There comes a time – and this must happen to everyone – when you suddenly notice you are old…or, at least, no longer young. And so it should be – we are born, grow old and die. But will it always be so?
As a population we are getting older – but not because we can beat ageing, because we are getting betterat it. When you consider the evolution of our species, ageing really is a new ‘problem’. For the vast majority of our existence on this planet, the vast majority of us died before 30. Developments in medicine and bioengineering mean we can now stave off disease and support our ailing frames in ways unimaginable only a few generations earlier. As such it is possible for members of our species to rack up some very impressive mileage.
Science can, and will, take on human ageing. To expect us not to is a mistake – the research is being done, and will continue.
But what next? Once we have eked out all we can from the natural constraints of our senescence – the next challenge will be to break through those constraints. And the science of biogerontology is in essence just that. Its ambitions range from a slight tinker with the biological processes underlying ageing in order to delay it, right through to immortality. And the gerontologists are both optimistic and unapologetic about their intentions. Professor Aubrey de Grey – notorious age botherer – suggests that ageing is nothing more than a “barbaric phenomenon that shouldn’t be tolerated in polite society”.
So is all this pure folly? I don’t think so – whilst at the moment we really know very little about why we age – science can, and will, take on human ageing. To expect us not to is a mistake – the research is being done, and will continue. I find this at once empowering and terrifying. Examining the hand we have been dealt by evolution and rejecting it – beating our biology at its own game and all the understanding that will entail – will be, without question, invigorating.
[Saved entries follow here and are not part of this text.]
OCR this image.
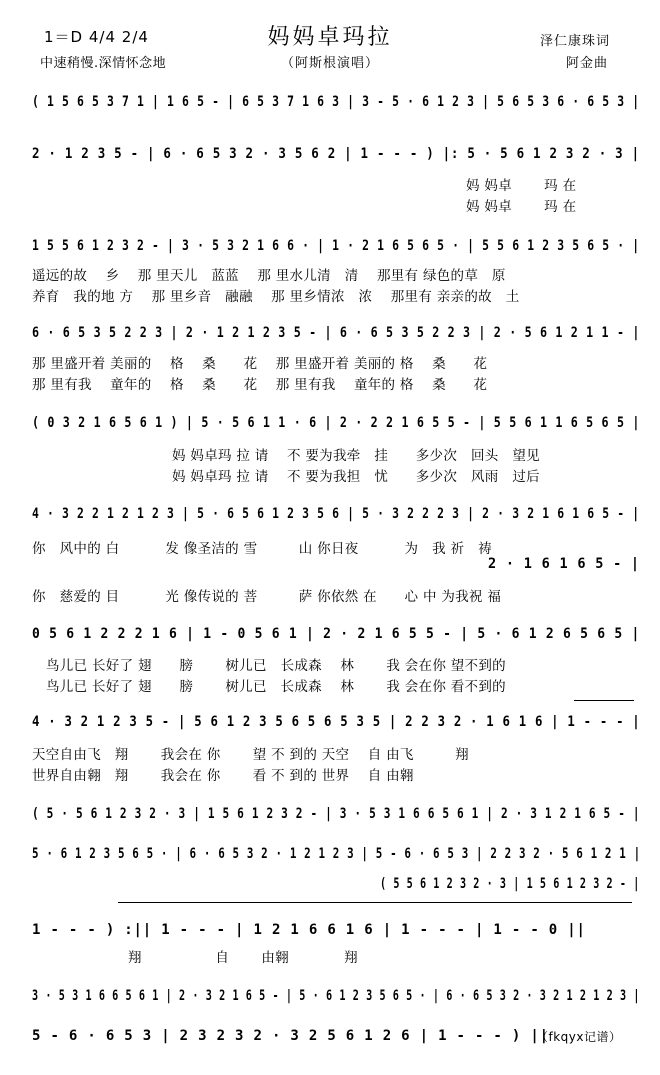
1＝D 4/4 2/4
中速稍慢.深情怀念地
妈妈卓玛拉
（阿斯根演唱）
泽仁康珠词
阿金曲
( 1 5 6 5 3 7 1 | 1 6 5 - | 6 5 3 7 1 6 3 | 3 - 5 · 6 1 2 3 | 5 6 5 3 6 · 6 5 3 |
2 · 1 2 3 5 - | 6 · 6 5 3 2 · 3 5 6 2 | 1 - - - ) |: 5 · 5 6 1 2 3 2 · 3 |
妈 妈卓　　 玛 在
妈 妈卓　　 玛 在
1 5 5 6 1 2 3 2 - | 3 · 5 3 2 1 6 6 · | 1 · 2 1 6 5 6 5 · | 5 5 6 1 2 3 5 6 5 · |
遥远的故　 乡　 那 里天儿　蓝蓝　 那 里水儿清　清　 那里有 绿色的草　原
养育　我的地 方　 那 里乡音　融融　 那 里乡情浓　浓　 那里有 亲亲的故　土
6 · 6 5 3 5 2 2 3 | 2 · 1 2 1 2 3 5 - | 6 · 6 5 3 5 2 2 3 | 2 · 5 6 1 2 1 1 - |
那 里盛开着 美丽的　 格　 桑　　花　 那 里盛开着 美丽的 格　 桑　　花
那 里有我　 童年的　 格　 桑　　花　 那 里有我　 童年的 格　 桑　　花
( 0 3 2 1 6 5 6 1 ) | 5 · 5 6 1 1 · 6 | 2 · 2 2 1 6 5 5 - | 5 5 6 1 1 6 5 6 5 |
妈 妈卓玛 拉 请　 不 要为我牵　挂　　多少次　回头　望见
妈 妈卓玛 拉 请　 不 要为我担　忧　　多少次　风雨　过后
4 · 3 2 2 1 2 1 2 3 | 5 · 6 5 6 1 2 3 5 6 | 5 · 3 2 2 2 3 | 2 · 3 2 1 6 1 6 5 - |
你　风中的 白　　　 发 像圣洁的 雪　　　山 你日夜　　　 为　我 祈　祷
2 · 1 6 1 6 5 - |
你　慈爱的 目　　　 光 像传说的 菩　　　萨 你依然 在　　心 中 为我祝 福
0 5 6 1 2 2 2 1 6 | 1 - 0 5 6 1 | 2 · 2 1 6 5 5 - | 5 · 6 1 2 6 5 6 5 |
鸟儿已 长好了 翅　　膀　　 树儿已　长成森　 林　　 我 会在你 望不到的
鸟儿已 长好了 翅　　膀　　 树儿已　长成森　 林　　 我 会在你 看不到的
4 · 3 2 1 2 3 5 - | 5 6 1 2 3 5 6 5 6 5 3 5 | 2 2 3 2 · 1 6 1 6 | 1 - - - |
天空自由飞　翔　　 我会在 你　　 望 不 到的 天空　 自 由飞　　　翔
世界自由翱　翔　　 我会在 你　　 看 不 到的 世界　 自 由翱
( 5 · 5 6 1 2 3 2 · 3 | 1 5 6 1 2 3 2 - | 3 · 5 3 1 6 6 5 6 1 | 2 · 3 1 2 1 6 5 - |
5 · 6 1 2 3 5 6 5 · | 6 · 6 5 3 2 · 1 2 1 2 3 | 5 - 6 · 6 5 3 | 2 2 3 2 · 5 6 1 2 1 |
( 5 5 6 1 2 3 2 · 3 | 1 5 6 1 2 3 2 - |
1 - - - ) :|| 1 - - - | 1 2 1 6 6 1 6 | 1 - - - | 1 - - 0 ||
翔　　　　　 自　　 由翱　　　　翔
3 · 5 3 1 6 6 5 6 1 | 2 · 3 2 1 6 5 - | 5 · 6 1 2 3 5 6 5 · | 6 · 6 5 3 2 · 3 2 1 2 1 2 3 |
5 - 6 · 6 5 3 | 2 3 2 3 2 · 3 2 5 6 1 2 6 | 1 - - - ) ||
（fkqyx记谱）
Yet in doing so it is hard to see how we will not be forced to pay a hefty price – or at the very least be confronted with a set of daunting problems.
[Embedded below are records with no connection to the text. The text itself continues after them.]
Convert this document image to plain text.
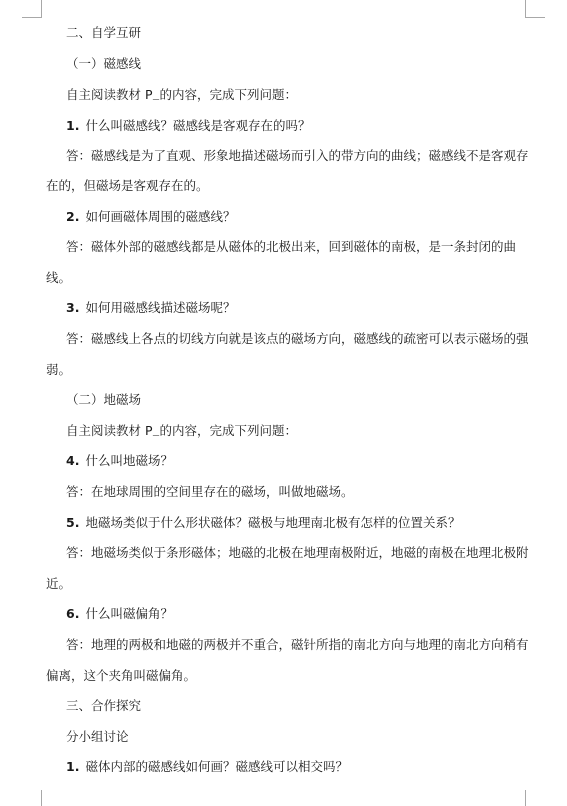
二、自学互研
（一）磁感线
自主阅读教材 $P_—$的内容，完成下列问题：
1. 什么叫磁感线？磁感线是客观存在的吗？
答：磁感线是为了直观、形象地描述磁场而引入的带方向的曲线；磁感线不是客观存
在的，但磁场是客观存在的。
2. 如何画磁体周围的磁感线？
答：磁体外部的磁感线都是从磁体的北极出来，回到磁体的南极，是一条封闭的曲
线。
3. 如何用磁感线描述磁场呢？
答：磁感线上各点的切线方向就是该点的磁场方向，磁感线的疏密可以表示磁场的强
弱。
（二）地磁场
自主阅读教材 $P_—$的内容，完成下列问题：
4. 什么叫地磁场？
答：在地球周围的空间里存在的磁场，叫做地磁场。
5. 地磁场类似于什么形状磁体？磁极与地理南北极有怎样的位置关系？
答：地磁场类似于条形磁体；地磁的北极在地理南极附近，地磁的南极在地理北极附
近。
6. 什么叫磁偏角？
答：地理的两极和地磁的两极并不重合，磁针所指的南北方向与地理的南北方向稍有
偏离，这个夹角叫磁偏角。
三、合作探究
分小组讨论
1. 磁体内部的磁感线如何画？磁感线可以相交吗？
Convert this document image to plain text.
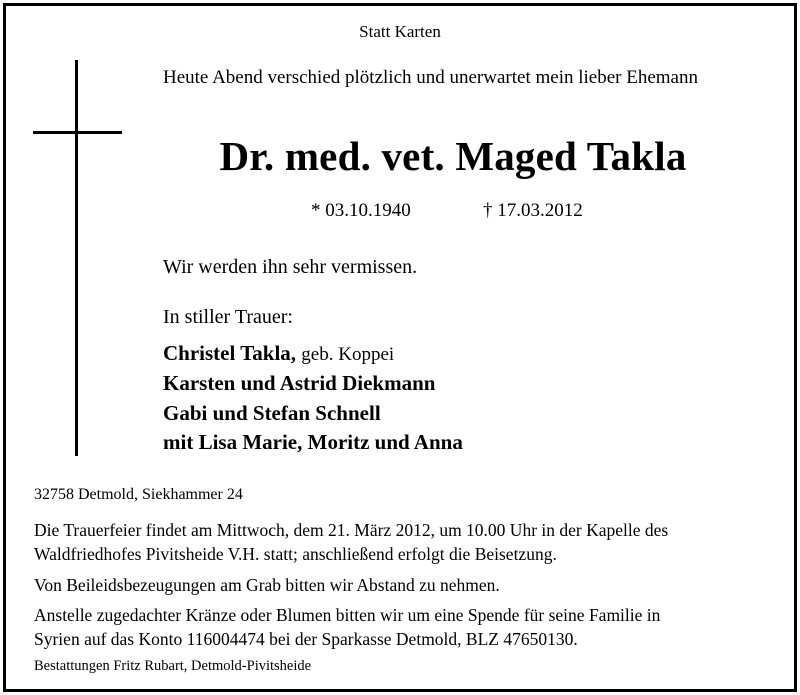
Statt Karten
Heute Abend verschied plötzlich und unerwartet mein lieber Ehemann
Dr. med. vet. Maged Takla
* 03.10.1940	† 17.03.2012
Wir werden ihn sehr vermissen.
In stiller Trauer:
Christel Takla, geb. Koppei
Karsten und Astrid Diekmann
Gabi und Stefan Schnell
mit Lisa Marie, Moritz und Anna
32758 Detmold, Siekhammer 24
Die Trauerfeier findet am Mittwoch, dem 21. März 2012, um 10.00 Uhr in der Kapelle des
Waldfriedhofes Pivitsheide V.H. statt; anschließend erfolgt die Beisetzung.
Von Beileidsbezeugungen am Grab bitten wir Abstand zu nehmen.
Anstelle zugedachter Kränze oder Blumen bitten wir um eine Spende für seine Familie in
Syrien auf das Konto 116004474 bei der Sparkasse Detmold, BLZ 47650130.
Bestattungen Fritz Rubart, Detmold-Pivitsheide
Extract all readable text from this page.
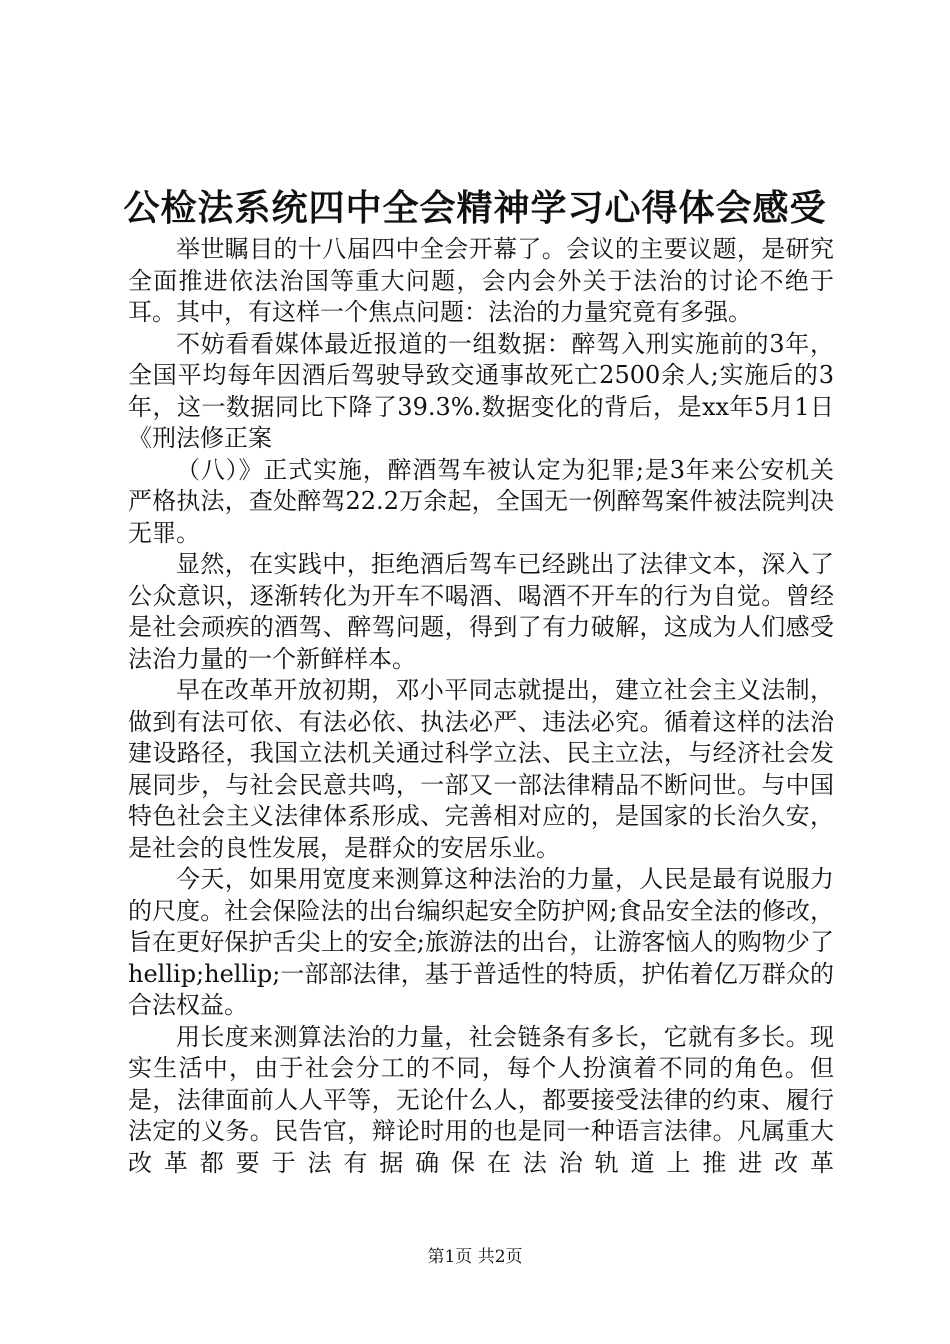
公检法系统四中全会精神学习心得体会感受

举世瞩目的十八届四中全会开幕了。会议的主要议题，是研究全面推进依法治国等重大问题，会内会外关于法治的讨论不绝于耳。其中，有这样一个焦点问题：法治的力量究竟有多强。

不妨看看媒体最近报道的一组数据：醉驾入刑实施前的3年，全国平均每年因酒后驾驶导致交通事故死亡2500余人;实施后的3年，这一数据同比下降了39.3%.数据变化的背后，是xx年5月1日《刑法修正案

（八）》正式实施，醉酒驾车被认定为犯罪;是3年来公安机关严格执法，查处醉驾22.2万余起，全国无一例醉驾案件被法院判决无罪。

显然，在实践中，拒绝酒后驾车已经跳出了法律文本，深入了公众意识，逐渐转化为开车不喝酒、喝酒不开车的行为自觉。曾经是社会顽疾的酒驾、醉驾问题，得到了有力破解，这成为人们感受法治力量的一个新鲜样本。

早在改革开放初期，邓小平同志就提出，建立社会主义法制，做到有法可依、有法必依、执法必严、违法必究。循着这样的法治建设路径，我国立法机关通过科学立法、民主立法，与经济社会发展同步，与社会民意共鸣，一部又一部法律精品不断问世。与中国特色社会主义法律体系形成、完善相对应的，是国家的长治久安，是社会的良性发展，是群众的安居乐业。

今天，如果用宽度来测算这种法治的力量，人民是最有说服力的尺度。社会保险法的出台编织起安全防护网;食品安全法的修改，旨在更好保护舌尖上的安全;旅游法的出台，让游客恼人的购物少了hellip;hellip;一部部法律，基于普适性的特质，护佑着亿万群众的合法权益。

用长度来测算法治的力量，社会链条有多长，它就有多长。现实生活中，由于社会分工的不同，每个人扮演着不同的角色。但是，法律面前人人平等，无论什么人，都要接受法律的约束、履行法定的义务。民告官，辩论时用的也是同一种语言法律。凡属重大改革都要于法有据确保在法治轨道上推进改革

第1页 共2页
There are those in the gerontology community who will disagree here, but the effect of dramatically increasing life-span on population growth will potentially be disastrous. And if ageing is to become optional, this will surely be limited to the rich. There could come a point when we will look back with nostalgia to a time when the affluent merely paid cosmetic surgeons to have themselves skilfully sniped, stretched and folded into more youthful shapes, as now they pay to do away with the pesky ageing process altogether. Is that yet another stratification in society that we will be comfortable with? Will the have and the have-nots be defined by the wrinkles on their face?
Tough questions ahead then, but also some very exciting science.